Enacting Sec. 3 of 1979 PA 89 provided that the amendatory act shall not take effect until funds for its implementation were appropriated and 1979 HB 4402 was enacted into law. Enacting Sec. 4 specified that the amendatory act shall take effect December 31, 1979. It is noted that 1979 HB 4402, which purported to amend MCL 771.14; MSA 28.1144, relating to the duties of probation officers in the preparation of presentence investigation reports, was enacted into law as 1979 PA 81.

House Legislative Analysis, HB 4401, August 16, 1979, estimated the cost to the state for the phase-in of state probation services to be $7,852,400.00 and stated that the cost of "[r]ents, contractual services, supplies, materials, and equipment would continue to be paid by the county."

The Legislature enacted 1979 PA 95, Sec. 1, to make appropriations for the fiscal year ending September 30, 1980 for the state assumption of county probation staff and for grants to counties for probation services but these appropriations were vetoed by Governor Milliken.

The Legislature amended Act 232, Sec. 23a, by 1979 PA 210, but made no change in Act 232, Sec. 23a(5). The manifest intent of amendatory 1979 PA 210 was to make Act 232, Sec. 23a, effective on April 1, 1980. 1979 PA 210, enacting Sec. 2. Amendatory 1979 PA 210 contains an enacting Sec. 4, which provides:

"Implementation of Act Nos. 81 and 89 of the Public Acts of 1979 shall not be effective in counties which refuse to provide probation support costs as required in those acts."

House Legislative Analysis, HB 5203, January 16, 1980, confirmed the legislative intent that "[i]mplementation of Public Acts 81 and 89 would not be effective in counties which refused to provide probation support costs."

In 1980 PA 40, Sec. 1, the Legislature appropriated $6,516,100.00 to the Department of Corrections for the assumption of county probation staff and grants to counties for probation services purposes as a supplemental appropriation for the fiscal year ending September 30, 1980.

By operation of Act 232, Sec. 23a(1), as amended by 1979 PA 210, a county probation employee electing to remain an employee of the county became a member of the classified state civil service on April 1, 1986.

A review of the legislative history of 1979 PA 89, 1979 PA 210, and 1980 PA 40 compels the conclusion that while the state has relieved the counties of the duty to pay for the compensation of probation officers and personnel, it has done so on condition that counties continue to discharge their responsibility to provide, at county expense, for all rents, contractual services, supplies, materials, and equipment for probation officers serving in the county after April 1, 1986.

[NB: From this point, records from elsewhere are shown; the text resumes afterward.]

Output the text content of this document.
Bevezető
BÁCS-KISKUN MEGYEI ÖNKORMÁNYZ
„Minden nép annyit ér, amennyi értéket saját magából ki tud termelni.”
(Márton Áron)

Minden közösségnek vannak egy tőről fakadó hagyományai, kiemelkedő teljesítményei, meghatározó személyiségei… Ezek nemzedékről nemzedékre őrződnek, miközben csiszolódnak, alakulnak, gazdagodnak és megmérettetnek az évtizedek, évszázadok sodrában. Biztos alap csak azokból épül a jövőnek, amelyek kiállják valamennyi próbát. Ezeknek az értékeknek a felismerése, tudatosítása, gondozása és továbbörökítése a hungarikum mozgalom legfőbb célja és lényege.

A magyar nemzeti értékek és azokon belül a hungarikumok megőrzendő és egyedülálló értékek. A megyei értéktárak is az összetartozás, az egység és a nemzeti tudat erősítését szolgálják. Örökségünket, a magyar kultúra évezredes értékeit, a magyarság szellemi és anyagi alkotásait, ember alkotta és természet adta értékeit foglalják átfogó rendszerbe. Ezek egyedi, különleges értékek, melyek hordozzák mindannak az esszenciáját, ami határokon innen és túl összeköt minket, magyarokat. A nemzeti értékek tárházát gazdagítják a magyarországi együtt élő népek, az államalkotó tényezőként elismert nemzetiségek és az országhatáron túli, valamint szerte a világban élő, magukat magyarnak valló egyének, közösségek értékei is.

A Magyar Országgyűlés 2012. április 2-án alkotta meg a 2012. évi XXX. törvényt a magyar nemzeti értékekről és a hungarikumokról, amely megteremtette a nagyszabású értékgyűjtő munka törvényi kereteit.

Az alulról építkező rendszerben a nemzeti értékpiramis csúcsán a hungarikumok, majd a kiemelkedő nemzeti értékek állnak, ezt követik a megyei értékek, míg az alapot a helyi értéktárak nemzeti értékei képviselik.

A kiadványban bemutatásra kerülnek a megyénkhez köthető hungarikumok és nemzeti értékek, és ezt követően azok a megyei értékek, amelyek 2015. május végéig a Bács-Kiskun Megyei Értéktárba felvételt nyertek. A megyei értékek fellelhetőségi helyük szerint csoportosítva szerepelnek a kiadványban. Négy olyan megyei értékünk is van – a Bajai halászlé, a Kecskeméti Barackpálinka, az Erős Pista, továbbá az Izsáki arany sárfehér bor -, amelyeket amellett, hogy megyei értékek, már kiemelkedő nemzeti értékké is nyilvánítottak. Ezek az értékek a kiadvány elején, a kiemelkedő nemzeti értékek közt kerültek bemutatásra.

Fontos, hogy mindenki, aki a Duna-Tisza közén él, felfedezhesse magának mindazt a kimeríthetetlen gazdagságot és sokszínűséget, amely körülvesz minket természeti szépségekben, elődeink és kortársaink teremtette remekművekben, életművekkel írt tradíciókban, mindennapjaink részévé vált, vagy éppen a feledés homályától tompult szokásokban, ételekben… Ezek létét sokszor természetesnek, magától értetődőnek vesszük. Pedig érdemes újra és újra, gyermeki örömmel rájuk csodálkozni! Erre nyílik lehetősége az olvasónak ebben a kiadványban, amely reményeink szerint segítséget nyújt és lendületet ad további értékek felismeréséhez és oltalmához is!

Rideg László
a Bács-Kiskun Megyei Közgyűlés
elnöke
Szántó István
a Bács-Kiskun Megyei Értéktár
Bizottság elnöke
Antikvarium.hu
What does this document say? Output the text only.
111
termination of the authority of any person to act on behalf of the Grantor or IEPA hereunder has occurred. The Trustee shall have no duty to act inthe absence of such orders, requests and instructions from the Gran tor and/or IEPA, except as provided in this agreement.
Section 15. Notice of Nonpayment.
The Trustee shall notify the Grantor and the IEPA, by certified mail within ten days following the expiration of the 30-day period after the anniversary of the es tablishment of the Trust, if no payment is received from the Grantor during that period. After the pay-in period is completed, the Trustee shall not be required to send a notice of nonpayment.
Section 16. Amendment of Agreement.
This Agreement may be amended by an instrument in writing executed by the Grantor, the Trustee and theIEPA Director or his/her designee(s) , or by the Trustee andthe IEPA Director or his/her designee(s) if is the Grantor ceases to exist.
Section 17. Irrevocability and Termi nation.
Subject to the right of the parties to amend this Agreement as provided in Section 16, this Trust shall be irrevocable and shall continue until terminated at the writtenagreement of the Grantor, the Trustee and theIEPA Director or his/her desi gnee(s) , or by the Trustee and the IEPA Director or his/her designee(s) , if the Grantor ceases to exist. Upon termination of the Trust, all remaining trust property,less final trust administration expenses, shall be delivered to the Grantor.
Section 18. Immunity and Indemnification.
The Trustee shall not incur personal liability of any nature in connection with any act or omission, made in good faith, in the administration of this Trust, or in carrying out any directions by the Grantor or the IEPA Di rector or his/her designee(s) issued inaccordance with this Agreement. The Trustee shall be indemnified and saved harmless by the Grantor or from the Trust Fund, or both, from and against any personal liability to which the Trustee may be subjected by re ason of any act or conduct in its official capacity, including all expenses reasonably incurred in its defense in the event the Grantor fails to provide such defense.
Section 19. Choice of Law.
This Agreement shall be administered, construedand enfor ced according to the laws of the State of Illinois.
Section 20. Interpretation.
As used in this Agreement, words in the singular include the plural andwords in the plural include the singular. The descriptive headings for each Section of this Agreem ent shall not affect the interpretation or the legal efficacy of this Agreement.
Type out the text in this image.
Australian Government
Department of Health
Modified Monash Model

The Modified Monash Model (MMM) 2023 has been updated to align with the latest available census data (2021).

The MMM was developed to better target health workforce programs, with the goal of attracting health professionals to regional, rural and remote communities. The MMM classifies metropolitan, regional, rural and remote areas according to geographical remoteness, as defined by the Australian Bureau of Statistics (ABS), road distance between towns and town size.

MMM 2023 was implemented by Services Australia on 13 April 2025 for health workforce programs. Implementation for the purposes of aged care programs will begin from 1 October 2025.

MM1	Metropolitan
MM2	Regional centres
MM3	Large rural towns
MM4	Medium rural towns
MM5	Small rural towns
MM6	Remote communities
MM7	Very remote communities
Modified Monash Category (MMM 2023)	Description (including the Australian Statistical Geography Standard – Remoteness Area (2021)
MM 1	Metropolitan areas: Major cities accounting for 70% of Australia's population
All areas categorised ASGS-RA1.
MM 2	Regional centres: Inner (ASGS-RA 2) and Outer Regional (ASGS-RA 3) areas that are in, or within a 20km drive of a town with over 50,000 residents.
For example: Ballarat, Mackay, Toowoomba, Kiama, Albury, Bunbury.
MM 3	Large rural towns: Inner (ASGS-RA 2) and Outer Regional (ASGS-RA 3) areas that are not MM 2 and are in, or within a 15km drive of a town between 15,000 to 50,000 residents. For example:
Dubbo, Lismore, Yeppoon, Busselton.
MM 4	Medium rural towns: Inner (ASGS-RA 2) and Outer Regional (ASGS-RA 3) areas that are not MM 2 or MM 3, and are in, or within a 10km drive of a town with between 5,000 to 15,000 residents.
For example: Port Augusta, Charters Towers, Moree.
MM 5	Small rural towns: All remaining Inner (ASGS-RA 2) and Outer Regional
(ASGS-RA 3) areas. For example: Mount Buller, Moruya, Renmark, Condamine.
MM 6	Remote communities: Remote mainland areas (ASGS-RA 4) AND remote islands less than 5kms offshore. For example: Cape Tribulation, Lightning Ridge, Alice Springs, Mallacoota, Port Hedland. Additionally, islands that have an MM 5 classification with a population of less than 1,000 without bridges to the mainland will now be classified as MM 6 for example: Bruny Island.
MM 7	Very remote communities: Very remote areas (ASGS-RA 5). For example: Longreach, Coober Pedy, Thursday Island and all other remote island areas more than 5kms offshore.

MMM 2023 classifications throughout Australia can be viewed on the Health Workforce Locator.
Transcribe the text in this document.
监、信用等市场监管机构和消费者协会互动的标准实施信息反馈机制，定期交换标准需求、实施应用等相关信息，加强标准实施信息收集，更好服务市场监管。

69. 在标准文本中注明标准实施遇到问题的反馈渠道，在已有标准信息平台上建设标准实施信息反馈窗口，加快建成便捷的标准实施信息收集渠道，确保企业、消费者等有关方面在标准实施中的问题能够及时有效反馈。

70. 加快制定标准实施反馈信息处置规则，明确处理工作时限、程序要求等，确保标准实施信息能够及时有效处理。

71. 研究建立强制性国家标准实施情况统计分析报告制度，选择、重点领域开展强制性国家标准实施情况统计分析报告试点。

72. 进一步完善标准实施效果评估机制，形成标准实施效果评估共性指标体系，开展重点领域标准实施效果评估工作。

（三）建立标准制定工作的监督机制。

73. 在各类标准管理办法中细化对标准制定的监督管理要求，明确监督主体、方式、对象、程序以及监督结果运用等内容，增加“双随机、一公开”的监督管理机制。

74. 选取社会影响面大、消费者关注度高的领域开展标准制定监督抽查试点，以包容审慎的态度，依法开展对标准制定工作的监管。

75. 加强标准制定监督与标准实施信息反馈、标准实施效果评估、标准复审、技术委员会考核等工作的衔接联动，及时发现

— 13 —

It is my opinion, in answer to your first question, that counties remain responsible for rent, contractual services, supplies, materials, and equipment costs supporting probation officers and personnel in the county.

Your second question is:

Are counties responsible for any increases in these costs arising from an increase in probation services staffing?

The continued obligation of counties to pay for all rents, contractual services, supplies, materials, and equipment costs for probation officers and personnel as provided in Act 232, Sec. 23a, has not been limited by the Legislature in any manner. Had the Legislature intended to put a cap on the amount of expenditure of counties for such support services, it could have readily done so.

Since the legal obligation to provide support services for probation officers and personnel was required by existing law long before the ratification of Const 1963, art 9, Sec. 29, that constitutional provision has no application to the continued provision by counties of rent, contractual services, supplies, materials, and equipment costs for probation officers and personnel, including any increases in costs arising from increased staffing in probation services in the county.

It is my opinion, in answer to your second question, that counties remain responsible for all rent, contractual services, supplies, material, and equipment costs, including increases in the cost thereof, arising from increases in staffing in county probation services.